They have even kept the kids from their grandfather because of me and this is not the first time. At one point I thought it better to just break up than to have him not see his grand children. With guideance from our pastor we will remain together because we have a strong luv, bond and respect for each other.

Just blows me away how adult children can be so shallow to keep their childern from the ones who luv them. Thats so selfish and insensitve. What do they tell the children why they can't see their grand father or me???? It truly hurts the grandchildren because regretably the grandchildren will grow up thinking that this is the way it is suppose to be, AND it's not even their fault.... so sad. My heart continues to ache for the man I love.


----------



## Parrothead

Colette Nolan said:


> Just blows me away how adult children can be so shallow to keep their childern from the ones who luv them. Thats so selfish and insensitve. What do they tell the children why they can't see their grand father or me???? It truly hurts the grandchildren because regretably the grandchildren will grow up thinking that this is the way it is suppose to be, AND it's not even their fault.... so sad. My heart continues to ache for the man I love.


Yup...as bad as they are as the fiance's offspring imagine what they will be like as steps. 

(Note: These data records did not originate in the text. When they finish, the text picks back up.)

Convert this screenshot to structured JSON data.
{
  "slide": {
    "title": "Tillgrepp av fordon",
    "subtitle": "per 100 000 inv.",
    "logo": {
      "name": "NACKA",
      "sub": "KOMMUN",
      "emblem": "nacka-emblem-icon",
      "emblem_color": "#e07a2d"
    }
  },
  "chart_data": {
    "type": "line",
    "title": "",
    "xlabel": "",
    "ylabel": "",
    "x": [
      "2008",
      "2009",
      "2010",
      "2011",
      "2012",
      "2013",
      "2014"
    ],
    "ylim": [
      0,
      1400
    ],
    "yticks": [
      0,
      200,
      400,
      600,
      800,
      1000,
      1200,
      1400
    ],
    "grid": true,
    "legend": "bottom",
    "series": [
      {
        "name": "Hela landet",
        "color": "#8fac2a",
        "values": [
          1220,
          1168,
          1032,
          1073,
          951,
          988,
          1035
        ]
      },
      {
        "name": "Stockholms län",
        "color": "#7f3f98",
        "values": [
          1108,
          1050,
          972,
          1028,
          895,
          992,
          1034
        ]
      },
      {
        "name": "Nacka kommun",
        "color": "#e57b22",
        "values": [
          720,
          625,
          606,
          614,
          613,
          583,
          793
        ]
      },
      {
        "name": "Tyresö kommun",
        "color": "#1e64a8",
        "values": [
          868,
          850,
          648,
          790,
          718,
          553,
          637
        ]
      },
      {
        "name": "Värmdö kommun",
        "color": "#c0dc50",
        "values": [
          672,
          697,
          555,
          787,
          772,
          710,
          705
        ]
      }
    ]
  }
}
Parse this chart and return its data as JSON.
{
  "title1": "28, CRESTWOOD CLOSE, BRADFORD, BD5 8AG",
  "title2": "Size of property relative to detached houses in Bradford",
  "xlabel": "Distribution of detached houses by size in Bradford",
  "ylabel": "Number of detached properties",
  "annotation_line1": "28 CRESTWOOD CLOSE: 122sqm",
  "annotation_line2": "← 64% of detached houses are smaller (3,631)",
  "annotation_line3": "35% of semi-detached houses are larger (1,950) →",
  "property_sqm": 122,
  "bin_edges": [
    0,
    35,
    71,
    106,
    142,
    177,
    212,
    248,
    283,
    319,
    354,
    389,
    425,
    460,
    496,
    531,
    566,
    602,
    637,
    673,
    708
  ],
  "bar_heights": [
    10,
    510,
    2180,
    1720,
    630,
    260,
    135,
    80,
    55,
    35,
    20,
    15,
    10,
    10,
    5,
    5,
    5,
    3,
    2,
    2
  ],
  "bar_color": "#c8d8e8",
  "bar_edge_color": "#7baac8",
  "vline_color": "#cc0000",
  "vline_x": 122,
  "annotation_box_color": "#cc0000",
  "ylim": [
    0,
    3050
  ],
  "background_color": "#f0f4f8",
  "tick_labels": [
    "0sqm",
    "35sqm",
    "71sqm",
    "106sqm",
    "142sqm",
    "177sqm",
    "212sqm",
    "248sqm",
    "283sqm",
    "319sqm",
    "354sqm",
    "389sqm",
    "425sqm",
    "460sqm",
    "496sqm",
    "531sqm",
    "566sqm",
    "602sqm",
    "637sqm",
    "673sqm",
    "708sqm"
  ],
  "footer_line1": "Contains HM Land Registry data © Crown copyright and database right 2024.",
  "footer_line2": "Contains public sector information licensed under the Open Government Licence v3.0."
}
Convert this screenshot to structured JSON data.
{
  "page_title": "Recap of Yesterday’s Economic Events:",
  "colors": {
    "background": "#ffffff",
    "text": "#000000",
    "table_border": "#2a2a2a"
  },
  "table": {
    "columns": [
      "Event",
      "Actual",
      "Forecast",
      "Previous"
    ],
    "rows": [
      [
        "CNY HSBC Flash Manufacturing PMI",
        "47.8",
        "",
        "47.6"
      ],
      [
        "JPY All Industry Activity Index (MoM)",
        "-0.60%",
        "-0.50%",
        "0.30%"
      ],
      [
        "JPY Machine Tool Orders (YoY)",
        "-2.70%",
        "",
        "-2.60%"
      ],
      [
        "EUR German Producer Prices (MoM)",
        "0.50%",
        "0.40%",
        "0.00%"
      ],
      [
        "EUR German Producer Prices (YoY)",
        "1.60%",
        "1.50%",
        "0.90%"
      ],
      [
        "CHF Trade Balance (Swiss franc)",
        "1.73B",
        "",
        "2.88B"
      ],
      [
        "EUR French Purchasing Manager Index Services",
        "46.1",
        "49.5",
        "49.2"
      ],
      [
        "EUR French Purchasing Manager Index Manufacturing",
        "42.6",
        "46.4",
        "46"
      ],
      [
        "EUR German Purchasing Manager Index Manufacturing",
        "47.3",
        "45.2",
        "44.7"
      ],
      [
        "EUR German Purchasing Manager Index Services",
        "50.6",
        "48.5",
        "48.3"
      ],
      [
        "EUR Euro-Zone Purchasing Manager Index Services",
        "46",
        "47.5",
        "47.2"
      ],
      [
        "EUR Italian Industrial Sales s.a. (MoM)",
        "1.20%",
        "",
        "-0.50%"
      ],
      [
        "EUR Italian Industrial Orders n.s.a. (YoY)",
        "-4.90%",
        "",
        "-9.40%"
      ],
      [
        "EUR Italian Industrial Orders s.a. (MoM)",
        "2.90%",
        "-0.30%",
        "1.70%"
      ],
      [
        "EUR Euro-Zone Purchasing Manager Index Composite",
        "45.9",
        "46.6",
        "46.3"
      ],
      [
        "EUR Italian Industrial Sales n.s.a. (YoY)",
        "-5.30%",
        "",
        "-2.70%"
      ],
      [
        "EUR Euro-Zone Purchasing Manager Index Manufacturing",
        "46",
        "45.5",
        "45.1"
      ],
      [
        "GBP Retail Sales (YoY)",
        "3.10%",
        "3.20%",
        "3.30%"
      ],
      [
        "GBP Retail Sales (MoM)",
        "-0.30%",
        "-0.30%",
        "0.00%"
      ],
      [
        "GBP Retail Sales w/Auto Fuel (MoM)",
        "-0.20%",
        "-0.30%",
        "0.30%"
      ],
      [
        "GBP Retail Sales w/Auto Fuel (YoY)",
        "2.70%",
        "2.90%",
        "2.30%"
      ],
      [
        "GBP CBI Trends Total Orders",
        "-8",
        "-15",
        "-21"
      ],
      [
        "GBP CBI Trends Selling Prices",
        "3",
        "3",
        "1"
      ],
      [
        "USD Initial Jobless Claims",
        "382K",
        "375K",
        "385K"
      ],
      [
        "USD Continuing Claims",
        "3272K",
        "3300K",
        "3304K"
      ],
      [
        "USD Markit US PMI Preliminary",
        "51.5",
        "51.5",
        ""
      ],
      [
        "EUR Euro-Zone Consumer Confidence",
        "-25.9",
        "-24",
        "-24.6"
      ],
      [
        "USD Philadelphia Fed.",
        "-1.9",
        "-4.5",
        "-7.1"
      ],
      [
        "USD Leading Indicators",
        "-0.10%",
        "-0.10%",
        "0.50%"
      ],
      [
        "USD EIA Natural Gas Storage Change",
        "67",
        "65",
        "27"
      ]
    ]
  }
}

Do you really want to live like this?


----------



## SHYONcE

dont let them disrupt your life together! my dad just got remarried several weeks ago. my younger sister (31) was being a drama queen about it, but her reasons were due to own life situation. She moans that my older sister has an awesome husband, and i have a pretty and nice wife (we have problem tho), but her marriage is bad so its not fair, blah blah. Dont let their attitude ruin your life. They are wrong not you imo.


----------